Reprinted from yesterday's late editions.

Some of Steve Martin's fans came to the Kennedy Center Thursday night wearing toy arrows through their heads. They knew Ramblin' Man Martin would appreciate it - he wears an arrow himself sometimes.

Like the top arrow, Martin's comedy tickles the mind without really piercing it. He's the life of his own wild party, and the laughs flow like champagne. But the substance doesn't match the style.

In fact, the evening is so funny precisely because most of the gags are so blissfully empty and dumb, and because Martin revels in their absurdity and orchestrates them with such razzmatazz. He regards his microphone, his amplifiers, his banjo, his balloons, his camera, even his ushers as toys in a fantastic sandbox.

His looney tunes are most striking when they suddenly interrupt his mock attempts at sophistication.

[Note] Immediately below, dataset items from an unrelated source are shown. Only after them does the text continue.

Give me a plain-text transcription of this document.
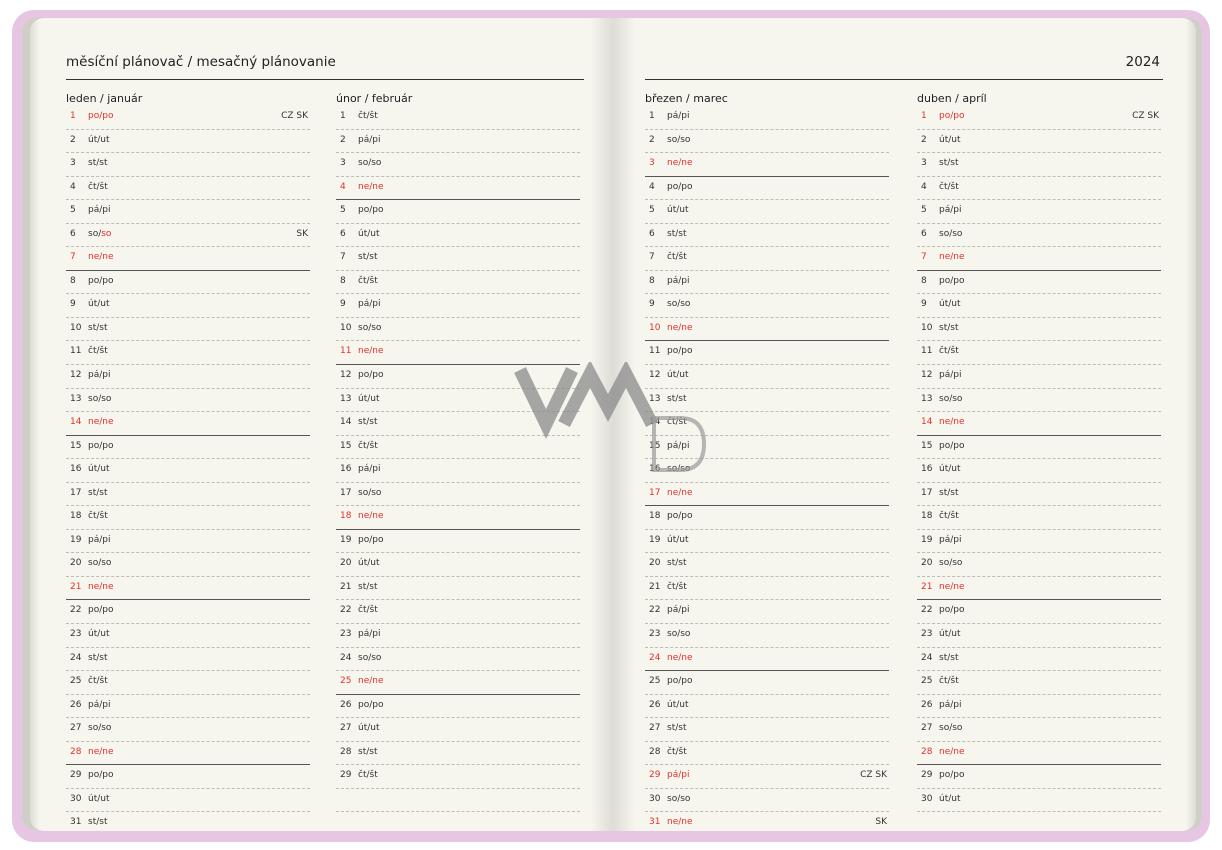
měsíční plánovač / mesačný plánovanie
leden / január
1	po/po	CZ SK
2	út/ut
3	st/st
4	čt/št
5	pá/pi
6	so/so	SK
7	ne/ne
8	po/po
9	út/ut
10 st/st
11 čt/št
12 pá/pi
13 so/so
14 ne/ne
15 po/po
16 út/ut
17 st/st
18 čt/št
19 pá/pi
20 so/so
21 ne/ne
22 po/po
23 út/ut
24 st/st
25 čt/št
26 pá/pi
27 so/so
28 ne/ne
29 po/po
30 út/ut
31 st/st
únor / február
1	čt/št
2	pá/pi
3	so/so
4	ne/ne
5	po/po
6	út/ut
7	st/st
8	čt/št
9	pá/pi
10 so/so
11 ne/ne
12 po/po
13 út/ut
14 st/st
15 čt/št
16 pá/pi
17 so/so
18 ne/ne
19 po/po
20 út/ut
21 st/st
22 čt/št
23 pá/pi
24 so/so
25 ne/ne
26 po/po
27 út/ut
28 st/st
29 čt/št
2024
březen / marec
1	pá/pi
2	so/so
3	ne/ne
4	po/po
5	út/ut
6	st/st
7	čt/št
8	pá/pi
9	so/so
10 ne/ne
11 po/po
12 út/ut
13 st/st
14 čt/št
15 pá/pi
16 so/so
17 ne/ne
18 po/po
19 út/ut
20 st/st
21 čt/št
22 pá/pi
23 so/so
24 ne/ne
25 po/po
26 út/ut
27 st/st
28 čt/št
29 pá/pi	CZ SK
30 so/so
31 ne/ne	SK
duben / apríl
1	po/po	CZ SK
2	út/ut
3	st/st
4	čt/št
5	pá/pi
6	so/so
7	ne/ne
8	po/po
9	út/ut
10 st/st
11 čt/št
12 pá/pi
13 so/so
14 ne/ne
15 po/po
16 út/ut
17 st/st
18 čt/št
19 pá/pi
20 so/so
21 ne/ne
22 po/po
23 út/ut
24 st/st
25 čt/št
26 pá/pi
27 so/so
28 ne/ne
29 po/po
30 út/ut
VMD
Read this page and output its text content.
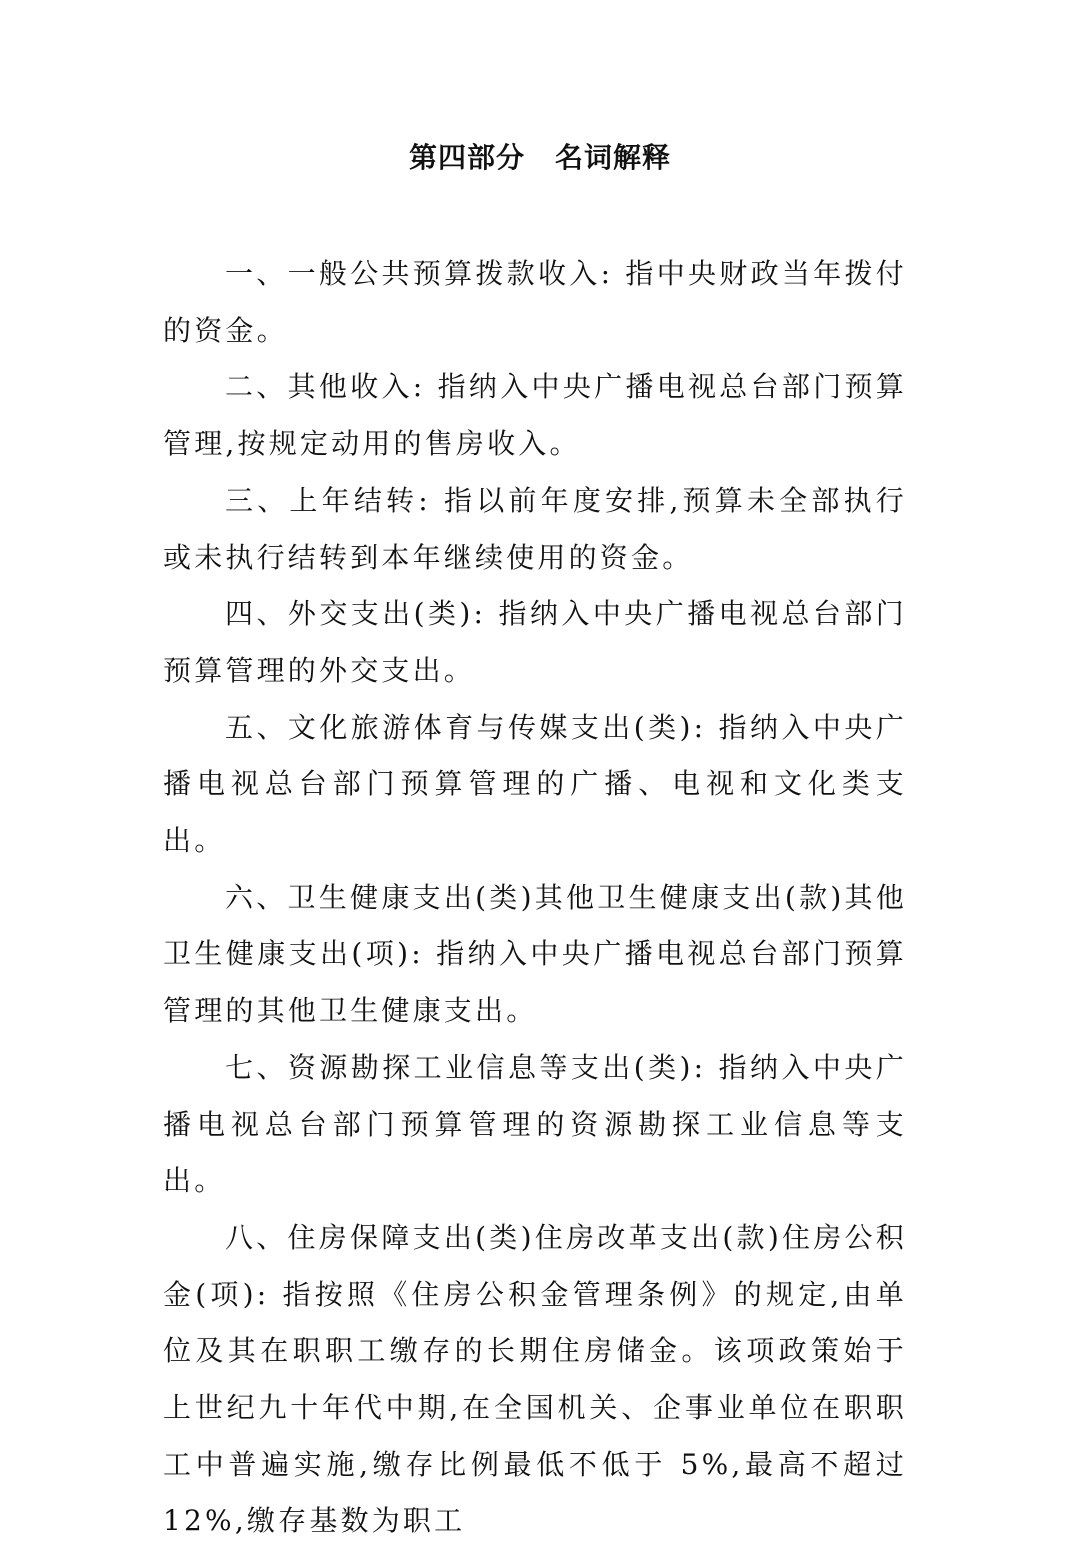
第四部分 名词解释

一、一般公共预算拨款收入: 指中央财政当年拨付的资金。

二、其他收入: 指纳入中央广播电视总台部门预算管理,按规定动用的售房收入。

三、上年结转: 指以前年度安排,预算未全部执行或未执行结转到本年继续使用的资金。

四、外交支出(类): 指纳入中央广播电视总台部门预算管理的外交支出。

五、文化旅游体育与传媒支出(类): 指纳入中央广播电视总台部门预算管理的广播、电视和文化类支出。

六、卫生健康支出(类)其他卫生健康支出(款)其他卫生健康支出(项): 指纳入中央广播电视总台部门预算管理的其他卫生健康支出。

七、资源勘探工业信息等支出(类): 指纳入中央广播电视总台部门预算管理的资源勘探工业信息等支出。

八、住房保障支出(类)住房改革支出(款)住房公积金(项): 指按照《住房公积金管理条例》的规定,由单位及其在职职工缴存的长期住房储金。该项政策始于上世纪九十年代中期,在全国机关、企事业单位在职职工中普遍实施,缴存比例最低不低于 5%,最高不超过 12%,缴存基数为职工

In a short film that preceded the show, Martin posed as a smooth waiter, but his restaurant came tumbling down around him. Throughout his act, Mr. Cool becomes Mr. Crazy, and the audience roars with laughter.

He doesn't attempt the depth or the range of a Tomlin or a Pryor, and he probably would be more successful on TV right now than either one of them. He's snappy and quick and slightly juvenile. He's not our greatest comic, but he's our goofiest.

Poor John Sebastian, who opened the show with a pleasant set of fluffy folk songs, was practically parodied by Martin. They both wore white, they both encouraged sing-alongs, they both wiggled and whistled. But Martin took it too, too far and brought the house down.